The Last Dark Book four of the Last Chronicles of Thomas Covenant the Unbeliever By Stephen R. Donaldson

The Last Dark
Book four of the Last Chronicles of Thomas Covenant the Unbeliever
By Stephen R. Donaldson
Copyright 2013

Stephen R. Donaldson finally brings to climax the story he has been telling for 37 years. The end of The Land is at hand and he and Linden Avery must decide what course of action they will take in the face of insurmountable odds.
The story begins where Against All Things Ending left off. Jeremiah has been released from his mental prison. Covenant has killed his ex-wife, Joan and taken her white gold wedding band. Linden has Covenant’s original white gold wedding band.

Linden, Jeremiah, and the company awaken expecting to see the dawn. But the sun does not rise. The Worm of World’s End is making its way toward the land and darkness has fallen. Daylight is just a faint glow. The party watches in horror as the stars begin to wink out, one by one. The stars are the Elohim, being consumed, one by one, by the worm.

Reasoning that the Elohim must be saved, Jeremiah builds a small fortress for him, using his talents as a builder and invites them in where they can be safe. They enter reluctantly, taking with them the tormented Elohim, Kastenessen, who has generated Kevin’s Dust that blocks the party’s health sense. The Elohim are safe.

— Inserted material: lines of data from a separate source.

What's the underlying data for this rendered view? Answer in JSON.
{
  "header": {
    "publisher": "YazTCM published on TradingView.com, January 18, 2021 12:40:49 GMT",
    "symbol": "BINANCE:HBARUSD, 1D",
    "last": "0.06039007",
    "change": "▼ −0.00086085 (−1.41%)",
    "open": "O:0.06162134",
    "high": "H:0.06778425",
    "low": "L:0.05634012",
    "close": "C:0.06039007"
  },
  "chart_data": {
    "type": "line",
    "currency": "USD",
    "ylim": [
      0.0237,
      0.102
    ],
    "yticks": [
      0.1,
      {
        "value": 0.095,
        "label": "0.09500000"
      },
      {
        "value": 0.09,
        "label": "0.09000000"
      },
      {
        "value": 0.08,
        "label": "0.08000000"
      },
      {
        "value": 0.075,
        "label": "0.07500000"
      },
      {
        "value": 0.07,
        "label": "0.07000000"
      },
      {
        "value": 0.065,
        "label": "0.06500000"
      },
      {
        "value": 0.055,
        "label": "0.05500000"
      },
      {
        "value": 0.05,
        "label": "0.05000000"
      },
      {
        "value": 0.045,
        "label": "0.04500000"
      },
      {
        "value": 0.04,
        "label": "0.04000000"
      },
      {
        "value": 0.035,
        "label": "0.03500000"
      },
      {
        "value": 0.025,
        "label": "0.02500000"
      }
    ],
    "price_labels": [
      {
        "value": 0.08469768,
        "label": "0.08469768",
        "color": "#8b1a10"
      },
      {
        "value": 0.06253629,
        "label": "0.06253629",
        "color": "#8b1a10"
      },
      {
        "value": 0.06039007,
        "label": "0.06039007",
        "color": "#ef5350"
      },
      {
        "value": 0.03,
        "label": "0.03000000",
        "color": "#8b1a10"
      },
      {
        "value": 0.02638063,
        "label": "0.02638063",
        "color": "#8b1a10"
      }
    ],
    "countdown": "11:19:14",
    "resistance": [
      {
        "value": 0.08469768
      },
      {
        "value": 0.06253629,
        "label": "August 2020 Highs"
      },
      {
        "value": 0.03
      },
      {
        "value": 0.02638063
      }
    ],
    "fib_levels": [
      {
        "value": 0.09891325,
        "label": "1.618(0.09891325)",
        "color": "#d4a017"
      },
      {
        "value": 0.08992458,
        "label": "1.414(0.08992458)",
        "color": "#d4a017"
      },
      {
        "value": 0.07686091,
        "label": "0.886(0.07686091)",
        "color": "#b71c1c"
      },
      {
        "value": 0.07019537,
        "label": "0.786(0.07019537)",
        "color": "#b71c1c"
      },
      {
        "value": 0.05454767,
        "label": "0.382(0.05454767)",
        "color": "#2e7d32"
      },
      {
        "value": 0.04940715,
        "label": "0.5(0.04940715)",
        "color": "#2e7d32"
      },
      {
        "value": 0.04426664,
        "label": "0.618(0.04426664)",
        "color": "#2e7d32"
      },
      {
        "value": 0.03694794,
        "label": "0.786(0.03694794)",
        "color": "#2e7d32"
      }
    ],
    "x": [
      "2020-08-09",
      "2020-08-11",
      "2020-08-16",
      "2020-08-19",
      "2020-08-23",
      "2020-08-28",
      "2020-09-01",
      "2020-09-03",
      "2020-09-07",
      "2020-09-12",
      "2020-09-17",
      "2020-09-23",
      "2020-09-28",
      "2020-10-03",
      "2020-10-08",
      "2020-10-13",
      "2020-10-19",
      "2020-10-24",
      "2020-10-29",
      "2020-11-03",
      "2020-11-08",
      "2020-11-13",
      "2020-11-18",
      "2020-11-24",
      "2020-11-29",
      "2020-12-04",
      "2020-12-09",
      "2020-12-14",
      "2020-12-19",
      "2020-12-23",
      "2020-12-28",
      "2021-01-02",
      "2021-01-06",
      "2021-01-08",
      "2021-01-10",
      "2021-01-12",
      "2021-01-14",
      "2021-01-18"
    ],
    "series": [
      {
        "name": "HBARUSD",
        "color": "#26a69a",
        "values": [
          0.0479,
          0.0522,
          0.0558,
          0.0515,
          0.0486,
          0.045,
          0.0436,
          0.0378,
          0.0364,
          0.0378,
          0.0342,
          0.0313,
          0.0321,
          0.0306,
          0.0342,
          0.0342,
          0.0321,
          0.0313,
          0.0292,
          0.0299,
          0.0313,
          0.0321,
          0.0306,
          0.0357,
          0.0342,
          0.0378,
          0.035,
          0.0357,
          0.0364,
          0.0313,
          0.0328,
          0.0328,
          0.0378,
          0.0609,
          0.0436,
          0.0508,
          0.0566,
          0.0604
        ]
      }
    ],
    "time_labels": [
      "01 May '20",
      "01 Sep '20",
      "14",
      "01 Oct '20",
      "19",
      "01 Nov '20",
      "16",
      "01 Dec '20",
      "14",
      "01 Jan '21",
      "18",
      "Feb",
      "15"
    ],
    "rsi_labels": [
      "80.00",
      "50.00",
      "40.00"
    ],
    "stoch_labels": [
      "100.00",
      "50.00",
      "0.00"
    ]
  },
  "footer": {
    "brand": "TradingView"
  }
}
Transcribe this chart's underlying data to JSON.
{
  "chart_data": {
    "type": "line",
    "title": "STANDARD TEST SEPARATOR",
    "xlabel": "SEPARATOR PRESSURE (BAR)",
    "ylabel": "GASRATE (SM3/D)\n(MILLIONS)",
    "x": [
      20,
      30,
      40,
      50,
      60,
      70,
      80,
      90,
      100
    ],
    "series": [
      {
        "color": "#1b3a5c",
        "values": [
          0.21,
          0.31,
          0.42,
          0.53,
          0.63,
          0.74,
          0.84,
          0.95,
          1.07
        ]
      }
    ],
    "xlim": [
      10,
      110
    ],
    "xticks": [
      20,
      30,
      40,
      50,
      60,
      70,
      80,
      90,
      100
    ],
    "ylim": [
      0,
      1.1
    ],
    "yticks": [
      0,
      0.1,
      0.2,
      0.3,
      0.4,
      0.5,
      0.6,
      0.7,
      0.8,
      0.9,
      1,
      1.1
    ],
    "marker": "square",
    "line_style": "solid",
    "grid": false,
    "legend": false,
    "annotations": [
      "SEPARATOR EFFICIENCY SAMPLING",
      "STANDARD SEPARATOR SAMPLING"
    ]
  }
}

Linden then creates a fissure in time to go back and seek the power of the Forrestal to create a Forbidding to slow the worm’s progress. With her she takes one of the Haruchai who is transformed into a Forrestal. They return to their own time where Linden is delighted to see that Covenant has found his way back to the party. Linden and Thomas decide to get married.

Covenant decides The Land’s fate is sealed; there can be no stopping the Worm. However, he wants to make sure that Lord Foul does not become a part of the Arch of Time when the world ends and sets out to defeat him.

The party battles their way through Mount Doom where Covenant faces Lord Foul, inhabiting the body of his son, Roger. It is then that Covenant defeats the Despiser once and for all not with white gold, but with compassion. As he does this, the worm destroys the world.

The party finds themselves in a meadow after the end of the world. It has been reconstructed anew. They decide to spend their days there, building a new Land.

The plot of this installment of the Covenant series moves with a pace that I didn’t think Donaldson had in him. The constant self-recrimination, self-loathing, and second guessing that were such a distraction in the earlier books is almost absent from this one.

Both Linden and Covenant are decisive. They act out of instinct. The book is filled with battles, meticulously written. Donaldson employed a wonderful device to bring the story to a close and define the relationship between Lord Foul and Thomas Covenant.

The last series made for tedious reading. But the climax in the fourth made up for it and brought together all of the plot elements nicely. Thirty-seven years is a long time to wait, but this final part of the story is well worth the time spent reading Thomas Covenant’s saga.